I think here is the great mother in the story. The sky father played his part in the story- the preaching, the words, the healings and public relations. But Jesus must enter into the realm of the great mother – the earth – in order to finish the healing process of this ceremony. The sky father is great at talking and ideating and law giving, but the earth mother is the healer and they must work together.

So after all that public work, Jesus enters into the tomb, into the darkness of the womb, and in a secret process that none of us are allowed to see, the collected spiritual toxins are taken into the earth to be recycled by the great mother, as everything else is, was and always shall be. I see the great mother everywhere in the bible, even though the priests, bishops and emperors who edited and rewrote the Jesus stories uncountable times thought they were keeping her out.

I love the idea that Jesus enters the tomb/womb and then emerges changed and sanctified. This is the power of the Spirit in Earth—to remove from us the energies that block our connection to Spirit and to reaffirm the mutual embrace between us and the divine. All our talking, all our preaching is fine, but we must finally involve the earth to complete any healing ceremony.
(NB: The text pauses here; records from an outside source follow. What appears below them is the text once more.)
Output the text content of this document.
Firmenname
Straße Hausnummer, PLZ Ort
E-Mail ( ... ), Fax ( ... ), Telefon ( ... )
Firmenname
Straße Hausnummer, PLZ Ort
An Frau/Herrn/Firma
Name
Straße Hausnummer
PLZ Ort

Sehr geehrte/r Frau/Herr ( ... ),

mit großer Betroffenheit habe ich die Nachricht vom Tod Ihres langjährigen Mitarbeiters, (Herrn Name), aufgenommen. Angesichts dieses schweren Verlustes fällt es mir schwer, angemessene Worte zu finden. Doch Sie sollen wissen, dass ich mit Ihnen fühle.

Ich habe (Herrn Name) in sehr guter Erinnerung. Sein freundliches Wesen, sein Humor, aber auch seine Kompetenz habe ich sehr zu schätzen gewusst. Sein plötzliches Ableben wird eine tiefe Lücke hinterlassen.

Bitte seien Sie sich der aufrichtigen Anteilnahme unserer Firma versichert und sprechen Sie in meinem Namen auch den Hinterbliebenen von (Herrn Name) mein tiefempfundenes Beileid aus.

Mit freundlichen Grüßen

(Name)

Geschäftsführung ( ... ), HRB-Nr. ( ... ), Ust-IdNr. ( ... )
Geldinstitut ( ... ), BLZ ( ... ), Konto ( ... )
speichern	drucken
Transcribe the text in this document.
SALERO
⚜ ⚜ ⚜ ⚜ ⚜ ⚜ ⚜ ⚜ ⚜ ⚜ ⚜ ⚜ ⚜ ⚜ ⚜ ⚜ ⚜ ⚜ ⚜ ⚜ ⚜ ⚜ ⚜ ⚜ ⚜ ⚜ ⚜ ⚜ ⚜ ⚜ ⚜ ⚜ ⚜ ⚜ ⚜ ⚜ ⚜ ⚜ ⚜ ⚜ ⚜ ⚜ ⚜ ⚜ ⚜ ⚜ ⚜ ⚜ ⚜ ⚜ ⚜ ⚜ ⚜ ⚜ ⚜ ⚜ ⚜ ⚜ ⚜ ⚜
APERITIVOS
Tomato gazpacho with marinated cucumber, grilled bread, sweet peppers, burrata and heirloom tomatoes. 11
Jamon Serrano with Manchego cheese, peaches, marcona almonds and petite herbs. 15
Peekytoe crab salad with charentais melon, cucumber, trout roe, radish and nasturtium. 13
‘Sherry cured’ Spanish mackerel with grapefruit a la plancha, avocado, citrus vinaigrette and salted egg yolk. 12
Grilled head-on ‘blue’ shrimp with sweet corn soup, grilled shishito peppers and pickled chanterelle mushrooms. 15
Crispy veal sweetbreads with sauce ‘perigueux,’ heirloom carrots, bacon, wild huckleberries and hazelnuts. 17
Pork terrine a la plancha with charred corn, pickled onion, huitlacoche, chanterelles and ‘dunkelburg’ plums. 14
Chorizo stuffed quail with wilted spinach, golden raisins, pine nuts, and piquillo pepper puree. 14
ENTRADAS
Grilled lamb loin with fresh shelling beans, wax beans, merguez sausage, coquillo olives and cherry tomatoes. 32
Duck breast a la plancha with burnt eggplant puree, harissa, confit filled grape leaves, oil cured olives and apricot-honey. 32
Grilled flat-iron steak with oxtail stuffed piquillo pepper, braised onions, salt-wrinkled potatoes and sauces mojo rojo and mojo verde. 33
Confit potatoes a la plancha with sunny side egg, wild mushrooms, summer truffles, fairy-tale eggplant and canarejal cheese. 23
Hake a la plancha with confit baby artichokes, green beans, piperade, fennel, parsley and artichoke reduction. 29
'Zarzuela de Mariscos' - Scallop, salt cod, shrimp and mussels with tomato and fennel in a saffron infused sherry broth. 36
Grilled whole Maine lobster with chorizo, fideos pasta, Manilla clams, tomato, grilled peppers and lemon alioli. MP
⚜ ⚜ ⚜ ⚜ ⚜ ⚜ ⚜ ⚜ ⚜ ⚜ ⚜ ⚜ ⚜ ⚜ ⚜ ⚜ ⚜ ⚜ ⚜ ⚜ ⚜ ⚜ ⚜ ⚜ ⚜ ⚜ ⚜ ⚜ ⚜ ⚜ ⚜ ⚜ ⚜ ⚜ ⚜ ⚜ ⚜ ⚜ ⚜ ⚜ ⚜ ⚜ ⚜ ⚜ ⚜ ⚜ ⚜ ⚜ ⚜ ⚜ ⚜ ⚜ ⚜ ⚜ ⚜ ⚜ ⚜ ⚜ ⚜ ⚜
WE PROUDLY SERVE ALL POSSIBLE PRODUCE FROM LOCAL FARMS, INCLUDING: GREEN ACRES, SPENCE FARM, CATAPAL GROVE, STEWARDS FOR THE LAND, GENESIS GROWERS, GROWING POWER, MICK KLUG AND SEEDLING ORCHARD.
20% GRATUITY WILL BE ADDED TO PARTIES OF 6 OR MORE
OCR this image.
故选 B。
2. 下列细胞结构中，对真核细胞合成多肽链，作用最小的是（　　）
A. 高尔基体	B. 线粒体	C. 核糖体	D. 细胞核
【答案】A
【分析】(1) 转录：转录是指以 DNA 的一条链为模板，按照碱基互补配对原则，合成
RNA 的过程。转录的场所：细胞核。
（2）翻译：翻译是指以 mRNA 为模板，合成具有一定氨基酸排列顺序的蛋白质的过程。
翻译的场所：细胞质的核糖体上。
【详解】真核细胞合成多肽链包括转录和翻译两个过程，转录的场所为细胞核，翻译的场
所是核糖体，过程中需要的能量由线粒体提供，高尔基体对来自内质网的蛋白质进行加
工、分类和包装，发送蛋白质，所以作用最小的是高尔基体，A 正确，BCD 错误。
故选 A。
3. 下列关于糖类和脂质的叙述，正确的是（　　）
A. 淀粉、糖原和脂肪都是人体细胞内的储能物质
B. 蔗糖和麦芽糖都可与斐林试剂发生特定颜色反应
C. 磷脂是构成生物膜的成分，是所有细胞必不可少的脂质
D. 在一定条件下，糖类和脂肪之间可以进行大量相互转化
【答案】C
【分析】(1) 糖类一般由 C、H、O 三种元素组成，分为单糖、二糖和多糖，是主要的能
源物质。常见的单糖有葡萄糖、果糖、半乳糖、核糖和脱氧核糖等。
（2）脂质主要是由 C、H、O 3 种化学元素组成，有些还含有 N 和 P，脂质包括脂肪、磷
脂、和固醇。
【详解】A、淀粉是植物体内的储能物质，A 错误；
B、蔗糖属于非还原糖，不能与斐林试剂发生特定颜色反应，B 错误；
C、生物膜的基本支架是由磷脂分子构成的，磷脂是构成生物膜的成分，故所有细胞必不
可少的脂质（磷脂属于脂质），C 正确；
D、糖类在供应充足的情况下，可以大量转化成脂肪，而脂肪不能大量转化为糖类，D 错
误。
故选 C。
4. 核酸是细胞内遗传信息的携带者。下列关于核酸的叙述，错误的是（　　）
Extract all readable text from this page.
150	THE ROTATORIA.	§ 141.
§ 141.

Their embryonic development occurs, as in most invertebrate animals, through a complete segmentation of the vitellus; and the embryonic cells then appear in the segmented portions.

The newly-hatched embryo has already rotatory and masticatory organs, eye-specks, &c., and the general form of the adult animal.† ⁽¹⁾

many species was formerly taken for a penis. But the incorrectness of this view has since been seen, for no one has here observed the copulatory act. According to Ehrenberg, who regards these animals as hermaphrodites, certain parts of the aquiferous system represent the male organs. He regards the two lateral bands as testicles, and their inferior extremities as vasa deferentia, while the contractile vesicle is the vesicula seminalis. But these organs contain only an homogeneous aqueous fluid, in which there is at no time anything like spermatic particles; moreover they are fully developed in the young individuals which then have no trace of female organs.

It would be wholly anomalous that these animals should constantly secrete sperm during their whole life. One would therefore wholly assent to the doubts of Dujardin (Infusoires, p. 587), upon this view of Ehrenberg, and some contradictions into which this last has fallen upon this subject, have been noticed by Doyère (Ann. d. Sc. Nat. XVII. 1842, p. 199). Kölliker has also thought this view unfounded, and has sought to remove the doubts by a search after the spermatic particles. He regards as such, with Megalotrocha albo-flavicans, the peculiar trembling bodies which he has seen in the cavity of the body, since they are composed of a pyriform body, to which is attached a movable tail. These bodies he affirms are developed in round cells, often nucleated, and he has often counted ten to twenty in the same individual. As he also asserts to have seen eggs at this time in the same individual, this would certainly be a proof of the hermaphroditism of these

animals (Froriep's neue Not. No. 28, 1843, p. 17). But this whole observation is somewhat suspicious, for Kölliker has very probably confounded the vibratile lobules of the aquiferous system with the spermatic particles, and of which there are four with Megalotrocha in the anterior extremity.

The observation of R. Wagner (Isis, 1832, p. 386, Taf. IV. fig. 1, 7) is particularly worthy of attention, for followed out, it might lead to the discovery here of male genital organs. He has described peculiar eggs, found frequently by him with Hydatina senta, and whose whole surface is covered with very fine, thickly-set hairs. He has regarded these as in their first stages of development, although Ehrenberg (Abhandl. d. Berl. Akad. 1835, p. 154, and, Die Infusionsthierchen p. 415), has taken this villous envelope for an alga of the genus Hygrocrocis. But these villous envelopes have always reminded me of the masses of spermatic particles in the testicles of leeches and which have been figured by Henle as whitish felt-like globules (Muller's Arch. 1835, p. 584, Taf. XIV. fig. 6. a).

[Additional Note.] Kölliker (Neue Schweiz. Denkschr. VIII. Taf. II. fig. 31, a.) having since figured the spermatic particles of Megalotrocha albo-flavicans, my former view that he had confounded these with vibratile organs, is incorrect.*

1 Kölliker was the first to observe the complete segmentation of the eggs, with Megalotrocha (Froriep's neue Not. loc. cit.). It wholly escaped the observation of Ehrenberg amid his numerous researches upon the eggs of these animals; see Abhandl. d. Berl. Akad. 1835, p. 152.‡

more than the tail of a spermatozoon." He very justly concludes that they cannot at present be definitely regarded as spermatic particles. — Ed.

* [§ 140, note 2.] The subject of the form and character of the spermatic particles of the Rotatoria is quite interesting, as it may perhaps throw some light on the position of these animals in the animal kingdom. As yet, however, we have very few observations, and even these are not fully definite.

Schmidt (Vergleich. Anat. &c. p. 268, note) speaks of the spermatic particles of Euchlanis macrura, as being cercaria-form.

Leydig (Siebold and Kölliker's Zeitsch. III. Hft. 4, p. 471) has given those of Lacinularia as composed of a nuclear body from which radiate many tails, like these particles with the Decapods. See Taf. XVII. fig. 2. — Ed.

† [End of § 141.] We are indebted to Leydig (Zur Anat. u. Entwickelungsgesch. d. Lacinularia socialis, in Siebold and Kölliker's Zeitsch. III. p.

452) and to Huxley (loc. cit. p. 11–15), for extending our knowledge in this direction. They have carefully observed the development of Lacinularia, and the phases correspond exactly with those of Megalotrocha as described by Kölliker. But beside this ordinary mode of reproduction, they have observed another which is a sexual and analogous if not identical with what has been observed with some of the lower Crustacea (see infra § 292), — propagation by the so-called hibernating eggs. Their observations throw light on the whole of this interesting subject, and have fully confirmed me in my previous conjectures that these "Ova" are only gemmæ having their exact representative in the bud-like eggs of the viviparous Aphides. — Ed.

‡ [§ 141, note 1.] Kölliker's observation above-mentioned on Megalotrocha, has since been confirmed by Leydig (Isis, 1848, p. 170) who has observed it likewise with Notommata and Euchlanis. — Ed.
I love that on the first Easter morning, it is Mary Magdalene, not one of the beloved male disciples, that first discovers the empty tomb, and first sees the risen Jesus and mistakes him for a gardener—one who works the soil, whose hands are covered in mothering, changeable earth. Peter, who would establish the unerring, unchanging male church and become the first unerring sermonizing, rule-dispensing Pope, was hiding in some corner, wrapped in grief, praying that no one would recognize him as a follower of Jesus. After teaching them all to summon hope for a renewed world, a world of loving kindness, a world where the men with armies and money would realize they were not the real power, suddenly in a few short hours Jesus was dead, in abject humiliation; one of dozens, maybe hundreds of anonymous, petty criminals easily dispatched by the state that day. That renewed and renewing world crashed. The disciples ran, panicked, in fear and anguish.

Mary knew that when the grief beyond words comes, when words fail, we head to the earth - to the garden - to have the grief taken and transformed. She is the first to meet the risen Jesus. This passage is so beautiful I swear it is some kind of incredible goof by the many redactors of the scriptures. Or, like so many times the great Mother inserts herself in the story even as the men try to keep the patriarchal filter in place.


You have been told that he emerged from the tomb totally disconnected from the world, more air than earth and therefore we too should strive to be airy and separate. But that is Peter’s wordy story after he came out of hiding, and Paul’s shouted sermons as he twisted the tale to his own liking. I say to you: After all the talking, Jesus went to the mother to be cleansed and healed and sanctified, and he emerged from the mother not as a spirit of air but as an enspirited earth creature, as a human infused, permeated by earth spirit, and that is what Good Friday and Easter teach us.